Spirk did not discuss his next career step or who his successor might be. His two-year tenure leading the Pentagon’s data management efforts included the creation of a DOD data strategy and implementation of data decrees from top leadership.
He urged the DOD to continue building a data-centric approach to operations so the U.S. military can keep up on the battlefield.
“There are other near-[peer] competitors who are paying attention right now and understand these technologies. If we don’t pick up our pace and continue prioritizing moving towards that open data standard architecture that those data decrees described, then we will fall off pace,” he said Thursday.
Having a strategy in place put the department on a path to develop ways to implement real changes, he said. Building upon that strategy, Spirk lauded the decrees signed out by Deputy Secretary of Defense Kathleen Hicks. In a memo last year, Hicks issued specific guidance on data management for the whole department and called on senior leaders to use DOD’s Advana platform as a central place for decision-making data analysis.
Spirk emphasized the importance of having senior leadership buy-in for reforming the way the Pentagon manages its data.
The new directives “transformed the DOD into that data-centric organization that is critical to improving performance, creating decision advantage at all echelons, ensuring that we maintain a competitive data advantage moving forward,” Spirk said.
Combatant commands such as U.S. European Command and U.S. Indo-Pacific Command have been pleased with the experts the Pentagon has deployed to help them with their data, he noted.
Data management is one of the most important aspects to realizing the Pentagon’s new concept of joint all-domain command and control (JADC2), which seeks to more seamlessly connect sensors and shooters to allow for faster decision-making on the battlefield.

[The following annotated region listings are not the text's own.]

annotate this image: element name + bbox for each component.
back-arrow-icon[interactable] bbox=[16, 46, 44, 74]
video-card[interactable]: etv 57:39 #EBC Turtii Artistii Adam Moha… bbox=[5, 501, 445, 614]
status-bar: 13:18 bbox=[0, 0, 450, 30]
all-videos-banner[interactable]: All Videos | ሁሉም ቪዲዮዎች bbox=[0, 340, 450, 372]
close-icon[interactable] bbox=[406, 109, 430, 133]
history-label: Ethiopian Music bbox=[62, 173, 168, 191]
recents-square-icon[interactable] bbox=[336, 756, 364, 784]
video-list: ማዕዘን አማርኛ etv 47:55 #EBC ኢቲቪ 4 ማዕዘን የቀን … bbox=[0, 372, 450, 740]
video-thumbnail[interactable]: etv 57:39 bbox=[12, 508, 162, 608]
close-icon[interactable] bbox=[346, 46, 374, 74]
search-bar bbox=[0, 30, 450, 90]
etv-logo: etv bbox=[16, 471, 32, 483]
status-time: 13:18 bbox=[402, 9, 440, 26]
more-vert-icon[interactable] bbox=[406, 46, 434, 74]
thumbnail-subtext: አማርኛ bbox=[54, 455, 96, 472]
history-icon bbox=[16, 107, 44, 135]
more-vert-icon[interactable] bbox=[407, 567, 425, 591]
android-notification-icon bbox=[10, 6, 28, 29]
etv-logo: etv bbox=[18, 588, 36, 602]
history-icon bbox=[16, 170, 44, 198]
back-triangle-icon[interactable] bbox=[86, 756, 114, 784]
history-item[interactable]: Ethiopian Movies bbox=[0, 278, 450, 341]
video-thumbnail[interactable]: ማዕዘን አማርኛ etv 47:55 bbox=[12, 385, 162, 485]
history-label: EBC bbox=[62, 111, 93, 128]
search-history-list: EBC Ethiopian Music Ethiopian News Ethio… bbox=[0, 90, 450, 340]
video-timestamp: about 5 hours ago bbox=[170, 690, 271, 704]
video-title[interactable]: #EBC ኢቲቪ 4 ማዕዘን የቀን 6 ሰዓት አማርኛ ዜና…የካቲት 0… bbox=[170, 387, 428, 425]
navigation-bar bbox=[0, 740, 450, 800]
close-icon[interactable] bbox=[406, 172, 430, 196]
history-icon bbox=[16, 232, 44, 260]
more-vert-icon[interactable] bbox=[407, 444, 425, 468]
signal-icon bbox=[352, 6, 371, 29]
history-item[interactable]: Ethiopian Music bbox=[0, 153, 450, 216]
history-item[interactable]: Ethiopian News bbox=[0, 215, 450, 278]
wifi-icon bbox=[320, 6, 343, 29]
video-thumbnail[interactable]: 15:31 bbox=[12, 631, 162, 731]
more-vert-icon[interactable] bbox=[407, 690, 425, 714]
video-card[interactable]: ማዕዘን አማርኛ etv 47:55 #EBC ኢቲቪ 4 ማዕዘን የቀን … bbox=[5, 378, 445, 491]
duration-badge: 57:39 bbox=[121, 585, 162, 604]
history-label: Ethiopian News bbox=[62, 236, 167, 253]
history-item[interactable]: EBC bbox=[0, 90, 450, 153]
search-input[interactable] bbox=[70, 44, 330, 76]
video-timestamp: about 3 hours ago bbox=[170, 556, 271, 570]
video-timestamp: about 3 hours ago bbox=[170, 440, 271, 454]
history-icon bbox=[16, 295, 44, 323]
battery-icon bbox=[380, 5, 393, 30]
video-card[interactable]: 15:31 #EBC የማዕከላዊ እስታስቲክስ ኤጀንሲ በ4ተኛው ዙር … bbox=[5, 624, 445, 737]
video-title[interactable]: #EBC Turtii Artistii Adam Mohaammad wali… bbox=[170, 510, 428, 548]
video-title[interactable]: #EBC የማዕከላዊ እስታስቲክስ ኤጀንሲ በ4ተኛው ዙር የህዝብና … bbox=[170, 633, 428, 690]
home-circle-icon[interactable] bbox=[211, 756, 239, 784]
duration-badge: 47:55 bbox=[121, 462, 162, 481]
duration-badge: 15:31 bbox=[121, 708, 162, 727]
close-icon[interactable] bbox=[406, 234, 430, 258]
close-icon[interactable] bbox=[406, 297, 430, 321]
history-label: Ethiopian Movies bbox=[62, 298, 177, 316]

However, Spirk said there should not be a DOD-wide data standard or common data model, asserting that a single bespoke standard is not the way commercial industry does business and will not afford the necessary flexibility.

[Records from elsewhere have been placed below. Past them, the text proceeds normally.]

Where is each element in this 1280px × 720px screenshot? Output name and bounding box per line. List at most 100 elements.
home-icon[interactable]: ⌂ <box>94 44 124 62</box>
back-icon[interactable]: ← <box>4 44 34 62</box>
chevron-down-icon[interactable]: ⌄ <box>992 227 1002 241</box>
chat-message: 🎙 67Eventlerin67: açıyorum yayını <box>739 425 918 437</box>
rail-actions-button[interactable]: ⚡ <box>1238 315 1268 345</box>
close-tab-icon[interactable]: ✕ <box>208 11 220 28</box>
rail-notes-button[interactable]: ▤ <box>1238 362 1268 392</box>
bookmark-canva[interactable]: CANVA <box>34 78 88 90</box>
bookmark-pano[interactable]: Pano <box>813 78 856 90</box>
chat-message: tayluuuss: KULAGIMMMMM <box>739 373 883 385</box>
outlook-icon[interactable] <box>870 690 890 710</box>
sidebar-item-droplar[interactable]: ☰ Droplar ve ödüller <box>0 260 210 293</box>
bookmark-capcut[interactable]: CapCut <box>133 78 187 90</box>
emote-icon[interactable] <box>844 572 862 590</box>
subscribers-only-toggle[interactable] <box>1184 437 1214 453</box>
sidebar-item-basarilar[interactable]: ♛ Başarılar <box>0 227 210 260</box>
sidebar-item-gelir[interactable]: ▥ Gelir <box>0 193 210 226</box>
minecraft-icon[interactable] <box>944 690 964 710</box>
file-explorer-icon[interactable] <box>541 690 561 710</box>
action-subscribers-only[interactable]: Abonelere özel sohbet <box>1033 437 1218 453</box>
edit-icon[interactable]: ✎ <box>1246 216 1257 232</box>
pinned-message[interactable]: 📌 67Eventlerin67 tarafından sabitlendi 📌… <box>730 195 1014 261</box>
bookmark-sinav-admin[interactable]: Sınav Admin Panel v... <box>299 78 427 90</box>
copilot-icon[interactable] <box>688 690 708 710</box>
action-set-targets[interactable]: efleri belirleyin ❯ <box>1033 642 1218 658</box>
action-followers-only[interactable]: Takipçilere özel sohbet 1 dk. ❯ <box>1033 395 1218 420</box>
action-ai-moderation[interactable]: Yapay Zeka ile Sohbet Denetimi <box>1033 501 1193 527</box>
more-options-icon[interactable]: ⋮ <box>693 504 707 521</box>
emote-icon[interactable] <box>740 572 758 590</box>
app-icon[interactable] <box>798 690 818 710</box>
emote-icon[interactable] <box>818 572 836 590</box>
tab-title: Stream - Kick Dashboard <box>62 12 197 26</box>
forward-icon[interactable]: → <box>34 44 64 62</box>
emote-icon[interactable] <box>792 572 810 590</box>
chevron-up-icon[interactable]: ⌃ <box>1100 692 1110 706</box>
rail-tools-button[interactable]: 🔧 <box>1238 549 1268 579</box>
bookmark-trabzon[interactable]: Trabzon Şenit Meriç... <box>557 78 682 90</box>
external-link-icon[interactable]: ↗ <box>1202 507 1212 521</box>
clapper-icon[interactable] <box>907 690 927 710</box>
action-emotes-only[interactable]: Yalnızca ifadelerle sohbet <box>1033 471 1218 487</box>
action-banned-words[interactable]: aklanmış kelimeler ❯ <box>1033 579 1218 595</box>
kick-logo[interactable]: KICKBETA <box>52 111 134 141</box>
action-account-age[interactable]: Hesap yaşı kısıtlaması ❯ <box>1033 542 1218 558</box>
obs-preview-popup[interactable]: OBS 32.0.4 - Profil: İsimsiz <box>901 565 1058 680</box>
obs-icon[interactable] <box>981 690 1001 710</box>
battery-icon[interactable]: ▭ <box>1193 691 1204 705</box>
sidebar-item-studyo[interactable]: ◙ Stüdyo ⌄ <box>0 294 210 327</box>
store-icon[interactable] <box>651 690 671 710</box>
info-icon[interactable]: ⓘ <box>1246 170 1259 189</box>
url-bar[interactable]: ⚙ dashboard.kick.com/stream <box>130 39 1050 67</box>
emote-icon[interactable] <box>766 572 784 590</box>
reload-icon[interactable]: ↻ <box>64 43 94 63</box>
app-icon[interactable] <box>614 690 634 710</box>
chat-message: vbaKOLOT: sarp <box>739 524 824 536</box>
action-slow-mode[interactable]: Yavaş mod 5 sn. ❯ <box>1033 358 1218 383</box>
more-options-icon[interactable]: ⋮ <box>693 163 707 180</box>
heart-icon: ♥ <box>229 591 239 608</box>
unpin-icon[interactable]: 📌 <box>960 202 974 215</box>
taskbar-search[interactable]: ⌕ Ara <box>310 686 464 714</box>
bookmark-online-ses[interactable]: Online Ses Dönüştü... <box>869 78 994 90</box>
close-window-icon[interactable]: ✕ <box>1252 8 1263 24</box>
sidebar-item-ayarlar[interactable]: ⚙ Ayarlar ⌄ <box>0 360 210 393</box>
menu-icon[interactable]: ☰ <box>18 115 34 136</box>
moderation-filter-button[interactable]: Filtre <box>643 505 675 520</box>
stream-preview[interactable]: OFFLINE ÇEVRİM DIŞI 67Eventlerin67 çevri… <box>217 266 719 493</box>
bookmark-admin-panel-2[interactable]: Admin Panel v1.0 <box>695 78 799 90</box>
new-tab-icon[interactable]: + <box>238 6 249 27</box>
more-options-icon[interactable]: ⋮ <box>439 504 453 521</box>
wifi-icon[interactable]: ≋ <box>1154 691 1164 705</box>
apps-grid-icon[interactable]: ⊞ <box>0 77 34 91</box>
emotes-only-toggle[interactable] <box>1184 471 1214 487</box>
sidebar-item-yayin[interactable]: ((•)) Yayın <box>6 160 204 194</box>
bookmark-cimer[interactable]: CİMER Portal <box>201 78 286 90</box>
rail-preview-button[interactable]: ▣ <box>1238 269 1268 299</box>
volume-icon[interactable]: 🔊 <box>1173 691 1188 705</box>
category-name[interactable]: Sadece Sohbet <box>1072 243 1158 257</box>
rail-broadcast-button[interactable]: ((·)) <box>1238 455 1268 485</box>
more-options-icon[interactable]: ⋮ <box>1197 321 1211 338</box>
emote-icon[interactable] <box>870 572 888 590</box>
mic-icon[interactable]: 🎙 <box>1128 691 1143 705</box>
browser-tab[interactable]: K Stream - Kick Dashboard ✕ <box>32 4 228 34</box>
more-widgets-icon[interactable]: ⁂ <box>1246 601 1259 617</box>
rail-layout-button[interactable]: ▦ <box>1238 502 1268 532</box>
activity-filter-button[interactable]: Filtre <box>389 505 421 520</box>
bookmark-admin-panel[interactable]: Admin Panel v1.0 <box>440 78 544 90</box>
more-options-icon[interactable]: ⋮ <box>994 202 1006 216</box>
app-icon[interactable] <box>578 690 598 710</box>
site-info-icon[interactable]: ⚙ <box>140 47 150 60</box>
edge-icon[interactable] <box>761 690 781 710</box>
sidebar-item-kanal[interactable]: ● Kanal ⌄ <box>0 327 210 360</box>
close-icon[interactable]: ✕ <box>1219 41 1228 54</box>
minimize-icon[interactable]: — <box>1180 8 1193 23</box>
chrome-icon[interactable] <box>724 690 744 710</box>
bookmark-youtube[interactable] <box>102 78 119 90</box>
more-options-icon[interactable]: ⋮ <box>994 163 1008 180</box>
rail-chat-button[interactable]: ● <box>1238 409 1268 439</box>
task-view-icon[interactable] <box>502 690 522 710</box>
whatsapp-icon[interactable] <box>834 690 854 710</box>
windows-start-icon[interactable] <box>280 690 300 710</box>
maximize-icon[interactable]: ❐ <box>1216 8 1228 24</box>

While he couldn’t say who his replacement will be, Spirk noted that the principal deputy chief digital and artificial intelligence officer is Margaret Palmieri, who previously stood up the Navy’s digital warfare office.

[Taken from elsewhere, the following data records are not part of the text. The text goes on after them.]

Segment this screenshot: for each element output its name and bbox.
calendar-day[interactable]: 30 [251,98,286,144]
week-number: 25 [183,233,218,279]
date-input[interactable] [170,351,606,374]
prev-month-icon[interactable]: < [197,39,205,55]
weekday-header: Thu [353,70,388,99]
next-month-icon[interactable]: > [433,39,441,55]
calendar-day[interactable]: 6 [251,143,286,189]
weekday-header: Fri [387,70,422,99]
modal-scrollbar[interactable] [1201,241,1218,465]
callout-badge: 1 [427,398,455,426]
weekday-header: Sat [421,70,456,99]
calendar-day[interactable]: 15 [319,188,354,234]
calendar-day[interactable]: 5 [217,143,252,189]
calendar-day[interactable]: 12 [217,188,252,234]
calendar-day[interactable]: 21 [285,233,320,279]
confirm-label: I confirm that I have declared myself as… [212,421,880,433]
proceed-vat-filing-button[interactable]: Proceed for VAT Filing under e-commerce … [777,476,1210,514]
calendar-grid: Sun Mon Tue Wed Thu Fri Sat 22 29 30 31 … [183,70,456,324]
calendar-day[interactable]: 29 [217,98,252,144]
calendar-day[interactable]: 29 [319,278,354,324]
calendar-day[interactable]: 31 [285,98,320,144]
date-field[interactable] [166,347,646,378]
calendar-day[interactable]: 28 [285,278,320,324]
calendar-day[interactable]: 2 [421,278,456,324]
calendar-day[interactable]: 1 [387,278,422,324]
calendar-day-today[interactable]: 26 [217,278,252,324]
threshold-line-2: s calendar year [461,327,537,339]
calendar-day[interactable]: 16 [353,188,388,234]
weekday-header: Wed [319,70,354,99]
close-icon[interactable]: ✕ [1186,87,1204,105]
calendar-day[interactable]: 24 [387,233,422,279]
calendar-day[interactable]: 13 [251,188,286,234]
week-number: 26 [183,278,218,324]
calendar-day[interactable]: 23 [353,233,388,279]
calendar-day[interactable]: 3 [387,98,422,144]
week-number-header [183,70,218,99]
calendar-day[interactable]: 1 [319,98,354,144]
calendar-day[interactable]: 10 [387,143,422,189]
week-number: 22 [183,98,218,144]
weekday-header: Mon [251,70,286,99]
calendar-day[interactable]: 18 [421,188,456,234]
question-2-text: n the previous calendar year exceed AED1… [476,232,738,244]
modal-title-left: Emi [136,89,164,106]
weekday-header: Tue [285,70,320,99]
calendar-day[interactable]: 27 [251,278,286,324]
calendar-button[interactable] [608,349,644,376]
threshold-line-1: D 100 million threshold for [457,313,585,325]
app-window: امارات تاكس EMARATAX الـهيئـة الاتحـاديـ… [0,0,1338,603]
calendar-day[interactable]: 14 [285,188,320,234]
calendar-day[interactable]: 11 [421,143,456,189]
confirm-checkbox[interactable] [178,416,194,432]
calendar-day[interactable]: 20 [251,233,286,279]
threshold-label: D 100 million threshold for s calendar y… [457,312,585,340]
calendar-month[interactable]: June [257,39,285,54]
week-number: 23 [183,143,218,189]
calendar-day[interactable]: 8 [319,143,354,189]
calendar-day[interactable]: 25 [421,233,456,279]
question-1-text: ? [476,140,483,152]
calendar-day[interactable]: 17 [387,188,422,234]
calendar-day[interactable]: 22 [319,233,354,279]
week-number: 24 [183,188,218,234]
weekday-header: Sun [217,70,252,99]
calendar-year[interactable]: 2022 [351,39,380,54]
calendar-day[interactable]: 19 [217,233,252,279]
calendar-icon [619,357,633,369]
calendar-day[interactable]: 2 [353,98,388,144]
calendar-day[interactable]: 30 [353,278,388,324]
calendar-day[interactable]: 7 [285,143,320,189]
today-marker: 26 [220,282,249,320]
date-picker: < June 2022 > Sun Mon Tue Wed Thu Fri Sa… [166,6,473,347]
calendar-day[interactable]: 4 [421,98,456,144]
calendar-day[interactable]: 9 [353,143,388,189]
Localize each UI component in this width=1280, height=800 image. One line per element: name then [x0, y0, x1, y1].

After his two-year stint, Spirk said he’s comfortable leaving now because of the progress that has been made including the creation of the new chief digital and artificial intelligence officer (CDAO), which he praised as “the future” for the Pentagon. The officer will lead the military’s adoption of data, analytics, AI and other digital technologies.
The new office will directly report to the deputy Defense secretary and oversee the Joint Artificial Intelligence Center, Defense Digital Service and DOD’s chief data officer.
Spirk said the new office is not creating a new management layer, but rather taking the best parts of all the organizations it is overseeing and redistributing them for faster and better decision-making.